I musei sono partiti alla riscossa. Dopo aver subito per molti anni le pressioni di chi vorrebbe fossero restituiti i tesori d’arte finiti nelle loro mani durante il periodo coloniale e sottratti a varie nazioni asiatiche e africane, quaranta tra i principali musei del mondo hanno ora sottoscritto un documento comune nel quale si oppongono alla restituzione di tali tesori.

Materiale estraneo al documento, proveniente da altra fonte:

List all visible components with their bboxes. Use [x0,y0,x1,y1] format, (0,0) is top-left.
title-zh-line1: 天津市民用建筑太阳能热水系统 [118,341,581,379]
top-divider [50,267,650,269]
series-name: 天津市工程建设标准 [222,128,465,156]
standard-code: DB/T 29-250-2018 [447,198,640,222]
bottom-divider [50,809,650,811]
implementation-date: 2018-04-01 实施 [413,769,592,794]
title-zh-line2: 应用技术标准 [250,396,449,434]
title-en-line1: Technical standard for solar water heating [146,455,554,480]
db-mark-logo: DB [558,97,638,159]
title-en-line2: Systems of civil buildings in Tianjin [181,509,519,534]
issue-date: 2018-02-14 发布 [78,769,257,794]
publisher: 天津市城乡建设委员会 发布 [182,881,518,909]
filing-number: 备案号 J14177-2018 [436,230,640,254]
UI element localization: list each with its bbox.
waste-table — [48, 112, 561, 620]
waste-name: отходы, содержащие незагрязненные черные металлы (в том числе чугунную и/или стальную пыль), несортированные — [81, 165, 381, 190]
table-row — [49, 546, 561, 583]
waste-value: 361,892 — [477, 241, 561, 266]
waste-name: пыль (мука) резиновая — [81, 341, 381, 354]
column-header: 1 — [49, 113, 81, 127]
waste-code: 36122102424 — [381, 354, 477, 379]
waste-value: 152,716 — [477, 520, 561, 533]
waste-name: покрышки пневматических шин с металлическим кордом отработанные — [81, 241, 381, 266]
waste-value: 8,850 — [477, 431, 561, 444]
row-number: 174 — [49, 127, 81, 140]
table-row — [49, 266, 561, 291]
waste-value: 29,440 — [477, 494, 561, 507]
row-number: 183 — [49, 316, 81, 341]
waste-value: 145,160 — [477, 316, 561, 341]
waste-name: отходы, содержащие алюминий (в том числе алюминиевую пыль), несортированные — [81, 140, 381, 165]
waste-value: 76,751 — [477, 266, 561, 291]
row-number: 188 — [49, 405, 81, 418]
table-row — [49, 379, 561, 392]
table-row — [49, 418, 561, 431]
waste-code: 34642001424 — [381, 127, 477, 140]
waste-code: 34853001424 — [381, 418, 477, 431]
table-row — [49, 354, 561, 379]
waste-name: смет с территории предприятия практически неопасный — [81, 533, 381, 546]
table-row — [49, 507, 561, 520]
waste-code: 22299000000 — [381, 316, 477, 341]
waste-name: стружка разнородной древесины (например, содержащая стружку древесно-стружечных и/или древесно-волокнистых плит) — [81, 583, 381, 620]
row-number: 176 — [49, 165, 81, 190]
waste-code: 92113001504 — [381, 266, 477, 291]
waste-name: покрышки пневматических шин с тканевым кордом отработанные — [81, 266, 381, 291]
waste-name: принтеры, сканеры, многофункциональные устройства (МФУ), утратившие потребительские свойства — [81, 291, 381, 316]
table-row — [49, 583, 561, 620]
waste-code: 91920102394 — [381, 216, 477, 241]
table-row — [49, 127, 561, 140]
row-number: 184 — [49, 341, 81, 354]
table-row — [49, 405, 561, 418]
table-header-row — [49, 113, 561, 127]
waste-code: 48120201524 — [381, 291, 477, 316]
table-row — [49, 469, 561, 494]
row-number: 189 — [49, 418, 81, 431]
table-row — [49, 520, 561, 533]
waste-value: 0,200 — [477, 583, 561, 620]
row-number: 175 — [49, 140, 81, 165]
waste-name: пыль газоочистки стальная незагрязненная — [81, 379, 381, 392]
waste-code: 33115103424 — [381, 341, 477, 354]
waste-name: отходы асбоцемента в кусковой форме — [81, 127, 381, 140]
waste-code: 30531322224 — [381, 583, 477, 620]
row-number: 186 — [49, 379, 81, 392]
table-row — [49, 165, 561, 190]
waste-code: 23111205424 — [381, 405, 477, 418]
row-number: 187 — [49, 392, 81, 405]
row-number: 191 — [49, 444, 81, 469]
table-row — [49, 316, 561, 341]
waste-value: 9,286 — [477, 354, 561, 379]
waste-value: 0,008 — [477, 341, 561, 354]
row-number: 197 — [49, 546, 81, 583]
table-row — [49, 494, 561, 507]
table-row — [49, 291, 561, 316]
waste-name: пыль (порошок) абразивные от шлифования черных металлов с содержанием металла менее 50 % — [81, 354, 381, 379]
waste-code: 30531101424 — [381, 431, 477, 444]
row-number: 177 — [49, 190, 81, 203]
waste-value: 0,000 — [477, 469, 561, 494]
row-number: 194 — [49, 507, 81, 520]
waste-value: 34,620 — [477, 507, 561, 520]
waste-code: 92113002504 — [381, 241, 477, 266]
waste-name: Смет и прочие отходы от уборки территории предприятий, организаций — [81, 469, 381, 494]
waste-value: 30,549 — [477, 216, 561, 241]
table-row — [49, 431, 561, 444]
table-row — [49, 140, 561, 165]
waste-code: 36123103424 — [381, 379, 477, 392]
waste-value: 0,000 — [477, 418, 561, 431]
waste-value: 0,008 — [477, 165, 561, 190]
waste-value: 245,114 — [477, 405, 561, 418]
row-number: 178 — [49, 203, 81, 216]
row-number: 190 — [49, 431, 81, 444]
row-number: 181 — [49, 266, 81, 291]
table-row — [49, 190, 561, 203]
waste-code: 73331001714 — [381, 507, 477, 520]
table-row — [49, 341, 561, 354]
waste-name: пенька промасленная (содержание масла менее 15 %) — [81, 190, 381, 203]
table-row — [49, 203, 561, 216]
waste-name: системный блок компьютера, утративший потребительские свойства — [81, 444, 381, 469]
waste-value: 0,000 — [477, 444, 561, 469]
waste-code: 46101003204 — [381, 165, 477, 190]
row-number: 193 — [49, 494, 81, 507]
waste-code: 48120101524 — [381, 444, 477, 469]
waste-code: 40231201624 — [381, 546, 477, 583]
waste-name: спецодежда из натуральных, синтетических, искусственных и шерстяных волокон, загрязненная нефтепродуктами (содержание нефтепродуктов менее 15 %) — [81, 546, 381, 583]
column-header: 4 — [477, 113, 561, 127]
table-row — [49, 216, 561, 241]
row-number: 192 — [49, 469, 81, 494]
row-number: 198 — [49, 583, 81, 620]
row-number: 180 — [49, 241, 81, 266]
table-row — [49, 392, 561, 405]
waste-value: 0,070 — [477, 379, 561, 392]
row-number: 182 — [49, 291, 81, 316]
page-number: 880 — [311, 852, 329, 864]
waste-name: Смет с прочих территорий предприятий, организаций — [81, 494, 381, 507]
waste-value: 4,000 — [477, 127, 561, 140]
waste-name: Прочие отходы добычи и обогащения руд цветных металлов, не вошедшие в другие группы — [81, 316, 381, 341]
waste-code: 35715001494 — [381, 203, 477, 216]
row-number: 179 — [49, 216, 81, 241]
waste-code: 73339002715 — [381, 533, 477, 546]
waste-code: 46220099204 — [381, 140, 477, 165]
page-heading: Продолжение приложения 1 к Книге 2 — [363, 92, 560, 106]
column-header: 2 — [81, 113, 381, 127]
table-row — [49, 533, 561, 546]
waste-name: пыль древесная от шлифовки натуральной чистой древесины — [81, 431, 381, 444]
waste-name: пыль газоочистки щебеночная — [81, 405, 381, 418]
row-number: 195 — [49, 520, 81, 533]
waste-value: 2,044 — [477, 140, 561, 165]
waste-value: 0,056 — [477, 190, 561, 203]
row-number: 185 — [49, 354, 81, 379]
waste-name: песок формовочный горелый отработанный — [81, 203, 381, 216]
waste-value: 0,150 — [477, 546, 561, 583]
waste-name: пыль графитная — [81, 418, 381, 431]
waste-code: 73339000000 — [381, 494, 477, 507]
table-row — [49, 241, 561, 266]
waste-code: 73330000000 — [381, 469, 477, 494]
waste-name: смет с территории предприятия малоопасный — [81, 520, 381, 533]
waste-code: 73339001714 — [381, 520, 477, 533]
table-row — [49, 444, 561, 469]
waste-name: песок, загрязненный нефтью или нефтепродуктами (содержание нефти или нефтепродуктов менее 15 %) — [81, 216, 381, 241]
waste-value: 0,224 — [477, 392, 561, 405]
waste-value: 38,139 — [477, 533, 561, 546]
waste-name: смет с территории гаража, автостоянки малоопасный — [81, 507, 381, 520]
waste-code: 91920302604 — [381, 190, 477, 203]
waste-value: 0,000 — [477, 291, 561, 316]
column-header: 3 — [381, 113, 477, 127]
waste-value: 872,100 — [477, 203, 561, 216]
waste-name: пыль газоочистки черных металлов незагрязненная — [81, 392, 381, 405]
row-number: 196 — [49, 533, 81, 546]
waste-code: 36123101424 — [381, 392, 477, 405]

La presa di posizione, sottoscritta tra gli altri dall’Hermitage di San Pietroburgo, dal Museo di Berlino, dal Metropolitan di New York, dal Prado di Madrid, dal Louvre di Parigi, dal Rijksmuseum di Amsterdam, dal British Museum di Londra, arriva in un momento molto delicato nelle trattative internazionali tra alcuni governi sulla restituzione degli oggetti d’arte finiti all’estero soprattutto nell’Ottocento e all’inizio del Novecento.

Mentre l’Italia si appresta a rispedire in Etiopia l’obelisco di Axum che Benito Mussolini fece trasportare a Roma, la Gran Bretagna fa resistenze alla restituzione dei marmi del Partenone alla Grecia. E il Louvre non ha alcuna intenzione di rimandare al Cairo più di 5 mila pezzi pregiati della propria collezione egiziana, a partire dalla grande statua di Ramsete II.

I 40 firmatari del documento giustificano la loro decisione spiegando che il museo ha un valore universale, indipendentemente dalla sua collocazione geografica. Il British Museum, per esempio, si ritiene non solo patrimonio della Gran Bretagna, ma soprattutto dell’umanità, con il compito di preservare, studiare e restaurare oggetti preziosi non solo in nome e per conto dei cittadini di sua maestà britannica, ma di tutto il mondo. " Siamo al servizio di tutti i popoli, non di un solo popolo " dicono i 40 musei, " Inoltre dobbiamo affermare che esiste un possibile pericolo di distruzione legato alla restituzione di certi oggetti”, prosegue il documento.

Il British Museum è da tempo impegnato in una diatriba con le autorità greche sul futuro dei pezzi in suo possesso provenienti dal Partenone. “Siamo stati fondati nel 1753 come un museo per l’umanità”, dicono i responsabili. Ma non è un’opinione condivisa da tutti. In Gran Bretagna, per esempio, altro 40 musei sono di avviso diverso e hanno già concordato la restituzione di oggetti portati in Gran Bretagna dagli esploratori dell’Australia.

Il direttore del British Museum, Neil McGregor, spiega che i musei “non vogliono giustificare quanto accaduto in passato o schierarsi contro le culture indigene, ma siamo preoccupati per il fatto che se tutti dovessimo restituire ciò che proviene dall’estero, allora verrebbero smantellate le più belle collezioni del mondo e si perderebbe un patrimonio di conoscenza enorme”.

In cambio della mancata restituzione di certi importanti oggetti, i 40 musei dichiarano di voler moltiplicare gli sforzi per combattere il traffico illegale di pezzi archeologici. Quanto alla questione degli oggetti d’arte trafugati durante la seconda guerra mondiale, il British e altri musei internazionali sono d’accordo nel facilitare il rimpatrio di quanto rubato dai nazisti.